LÜTFEN hem sevdiklerimizi hem de toplum sağlığını kotumak adına hemen aşılanalım. Aşı olmayanları da uyaralım. Aşı karşıtlarının yaydığı asılsız dedikodulara da asla itibar etmeyelim. Ne yani; bütün ülke olarak aşılanıyoruz, sadece doğu ve güneydoğu bölgemizde yaşayanlara özel aşı mı var? Yan etki yapacaksa, hepimize yapacak.
Şu anda Antalya’dayım. Ve gururla ifade ediyorum memleketimdeki aşılanma oranı yüzde 80’leri aşmış durumda. Keşke Diyarbakır da böyle olsa…Sokaklarında yürüyebilsek gönül rahatlığıyla, o enfes yemeklerinden tatlılarından yiyebilsek oturabilsek hiç çekinmeden Dağkapı’daki ciğercilerde ya da Hz. Süleyman’da Ulu Cami’de dalsak kalabalıklara korkusuzca! Keşke 10 gözlü köprüde çekilen halaylara eşlik edebilsek, Dicle nehri kenarında yine çayımızı yudumlayabilsek büyük bir zevk ve huzurla…
Ama şu korku yok mu ya şu korku; işte bana da engel olan bu!
Gelsem diyorum Diyarbakır’a, hava isterse 50 derece olsun kavrulsam sıcağında ne olurdu yani? Dolaşsam birgün Eğil’i, ertesi gün Zerzevan’ı yorulduğumda Keçi Burcu’nda bir soluklansam, Balıkçılarbaşı’nı adımlasam bir baştan bir başa, o dükkan senin bu dükkan benim!.. Sonra dalsam Aşefçiler Çarşısına, dolaşsam Sur içindeki küçelerde ne olurdu yani? Çok içim yandığında bir meyan şerbeti içsem kana kana ya da nar suyu sıktırsam, sonrasında ikram etmekte yarışılan dibek kahvesinden tatsam ve tadı damağımda kalsa; Diyarbakır bütün bunları çok mu gördün bana?

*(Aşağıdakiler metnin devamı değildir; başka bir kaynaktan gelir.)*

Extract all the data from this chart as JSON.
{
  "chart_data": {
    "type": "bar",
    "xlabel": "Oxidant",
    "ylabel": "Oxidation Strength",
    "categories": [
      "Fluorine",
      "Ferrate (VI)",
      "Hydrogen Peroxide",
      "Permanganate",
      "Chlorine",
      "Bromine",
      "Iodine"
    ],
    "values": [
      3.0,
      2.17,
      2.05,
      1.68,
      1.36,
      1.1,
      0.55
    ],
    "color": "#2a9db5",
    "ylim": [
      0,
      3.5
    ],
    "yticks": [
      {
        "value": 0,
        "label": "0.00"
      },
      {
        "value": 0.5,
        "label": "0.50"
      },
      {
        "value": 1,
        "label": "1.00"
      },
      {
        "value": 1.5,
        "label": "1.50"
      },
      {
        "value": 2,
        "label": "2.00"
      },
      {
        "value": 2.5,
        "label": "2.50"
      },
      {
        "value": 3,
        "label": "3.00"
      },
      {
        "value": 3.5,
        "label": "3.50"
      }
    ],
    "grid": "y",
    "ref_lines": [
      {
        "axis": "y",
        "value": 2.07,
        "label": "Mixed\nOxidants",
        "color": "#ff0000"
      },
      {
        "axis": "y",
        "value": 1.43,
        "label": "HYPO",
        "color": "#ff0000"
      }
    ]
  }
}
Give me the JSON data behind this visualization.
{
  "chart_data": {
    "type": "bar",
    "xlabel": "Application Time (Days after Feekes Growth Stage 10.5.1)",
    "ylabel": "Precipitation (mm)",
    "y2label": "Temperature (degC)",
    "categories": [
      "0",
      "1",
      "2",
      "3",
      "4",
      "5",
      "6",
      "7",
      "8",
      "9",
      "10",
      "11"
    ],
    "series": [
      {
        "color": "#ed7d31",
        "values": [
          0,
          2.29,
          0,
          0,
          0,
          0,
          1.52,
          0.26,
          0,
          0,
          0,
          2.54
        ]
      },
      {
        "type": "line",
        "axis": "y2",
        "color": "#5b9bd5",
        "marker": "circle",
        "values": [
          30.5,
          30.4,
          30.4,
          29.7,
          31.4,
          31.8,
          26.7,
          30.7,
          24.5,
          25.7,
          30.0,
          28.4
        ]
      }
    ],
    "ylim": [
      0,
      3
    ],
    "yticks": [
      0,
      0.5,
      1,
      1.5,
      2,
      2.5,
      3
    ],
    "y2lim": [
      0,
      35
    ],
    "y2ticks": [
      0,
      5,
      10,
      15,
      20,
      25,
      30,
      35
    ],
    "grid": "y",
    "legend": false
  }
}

Şimdi sen bensiz, ben sensiz…
Özlemini gömdüm kalbime, anılarla yaşıyorum.
Gelmek istesem de gelemiyorum, taa ki senin rengin kırmızıdan tekrar maviye dönünceye dek! Hakkın var mı buna Diyarbakır, sen sadece senin değil bütün insanlığın mirasısın. Diyarbakır sen sadece bir isimden ibaret değilsin, sen bir tarihsin yaşayan ve yaşatan! İşte sırf bu nedenle de olsa hakkın yok aşı karşıtı olmaya! Bırak seni doya doya yaşayalım. Sözlerimi Diyarbakır’a atfen söylenen şu mani ile bitirmek isterim:
Diyarbakır diyarım
Yar yitirdim ararım
Gelip geçen yolcudan
Her gün onu sorarım
Diyarbakır sarayım
Seni kimden sorayım
Mektuban hayran oldum
Gül cemalin göreyim
Diyarbekir elini
Saram ince belini
Küstünse gel barışak
Naz etme ver elini
Diyarbakir şehrini
Sevdim bütün yerini
Bildim bana yar olmaz
Boşa çektim kahrini
Ben asla kahır çekmedim Diyarbakır’da… Yakında kavuşmak umuduyla. Hoşçakalın.